Difficult thoughts and feelings are an understandable and normal reaction to pain.
Your body reacts to the way you think, act and feel, and low mood and anxiety can make the pain system more sensitive. They can make pain worse or make it harder to cope with the pain you have.
The following section briefly explains the relationship between pain and an individual’s thoughts, feelings, beliefs and emotions, as well as some practical advice on how you can help yourself.
The biopsychosocial model of health, illustrated below, is a holistic approach to managing health. The model acknowledges that mind and body interact and can play equal parts in influencing health, both positively and negatively.
Stress is an example of a biopsychosocial condition, and as such can impact on both your physical and mental health.
Tips for dealing with thoughts and feelings
People who find ways to manage their thoughts and feelings often feel more confident in managing their pain, feel less down and find that their pain gets in the way of life less.
Here are some ideas for dealing with your thoughts and feelings.
- Make time to do things you enjoy - Often people prioritise things they think should be done. This can lead to giving up things they do for pleasure. Allowing time for things that help you feel good is really important.
- Talk to people you are close to - Good support from family and friends is very important.
- Reconnect with people - If your friendships have dwindled, consider joining a group or taking a course to meet people.

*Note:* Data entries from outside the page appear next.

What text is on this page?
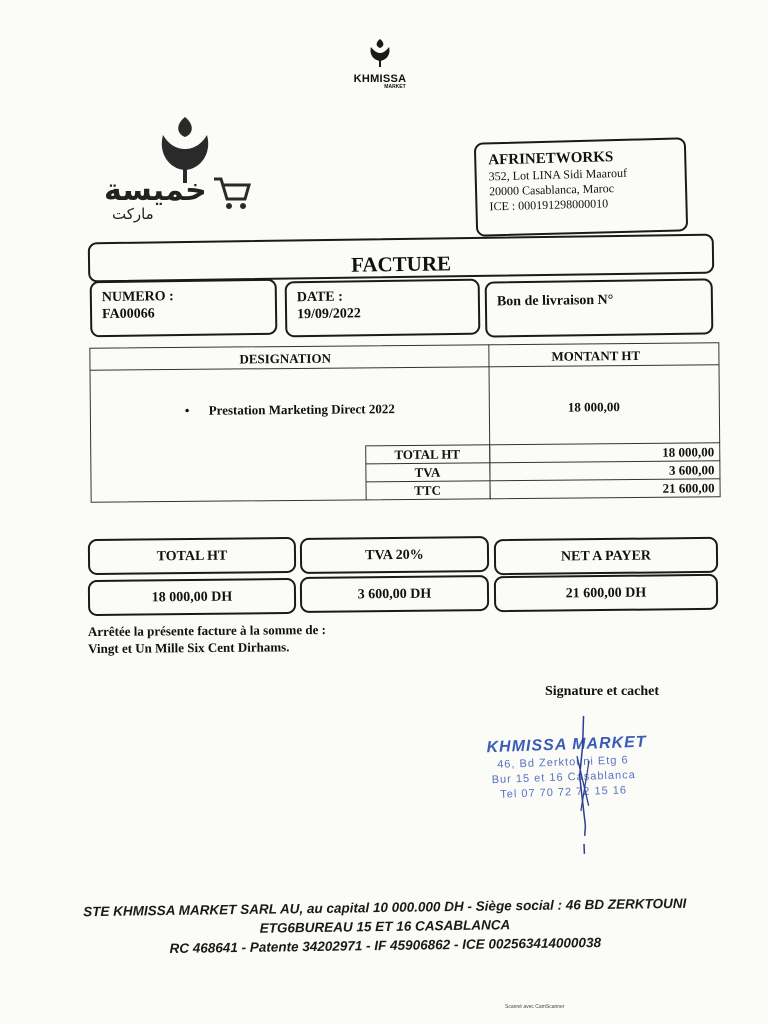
KHMISSA
MARKET
خميسة
ماركت
AFRINETWORKS
352, Lot LINA Sidi Maarouf
20000 Casablanca, Maroc
ICE : 000191298000010
FACTURE
NUMERO :
FA00066
DATE :
19/09/2022
Bon de livraison N°
DESIGNATION	MONTANT HT
• Prestation Marketing Direct 2022	18 000,00
TOTAL HT	18 000,00
TVA	3 600,00
TTC	21 600,00
TOTAL HT	TVA 20%	NET A PAYER
18 000,00 DH	3 600,00 DH	21 600,00 DH
Arrêtée la présente facture à la somme de :
Vingt et Un Mille Six Cent Dirhams.
Signature et cachet
KHMISSA MARKET
46, Bd Zerktouni Etg 6
Bur 15 et 16 Casablanca
Tel 07 70 72 72 15 16
STE KHMISSA MARKET SARL AU, au capital 10 000.000 DH - Siège social : 46 BD ZERKTOUNI
ETG6BUREAU 15 ET 16 CASABLANCA
RC 468641 - Patente 34202971 - IF 45906862 - ICE 002563414000038
Scanné avec CamScanner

- Get informed - Make a list of your questions and worries and discuss them with your GP, physiotherapist or other healthcare professional. Sometimes having information can help reduce worries.
- Be kind to yourself - Step back and think what you might say to a good friend or family member in your situation. Make a note of those responses to remind yourself when you are struggling.
- Get active - Exercise can help boost your mood. Choose something you enjoy.
- Step back from your thoughts - Mindfulness has been shown to help in dealing with difficult thoughts.
Disclaimer: The content on this page is provided for general information purposes only and is not meant to replace a physiotherapy or medical consultation.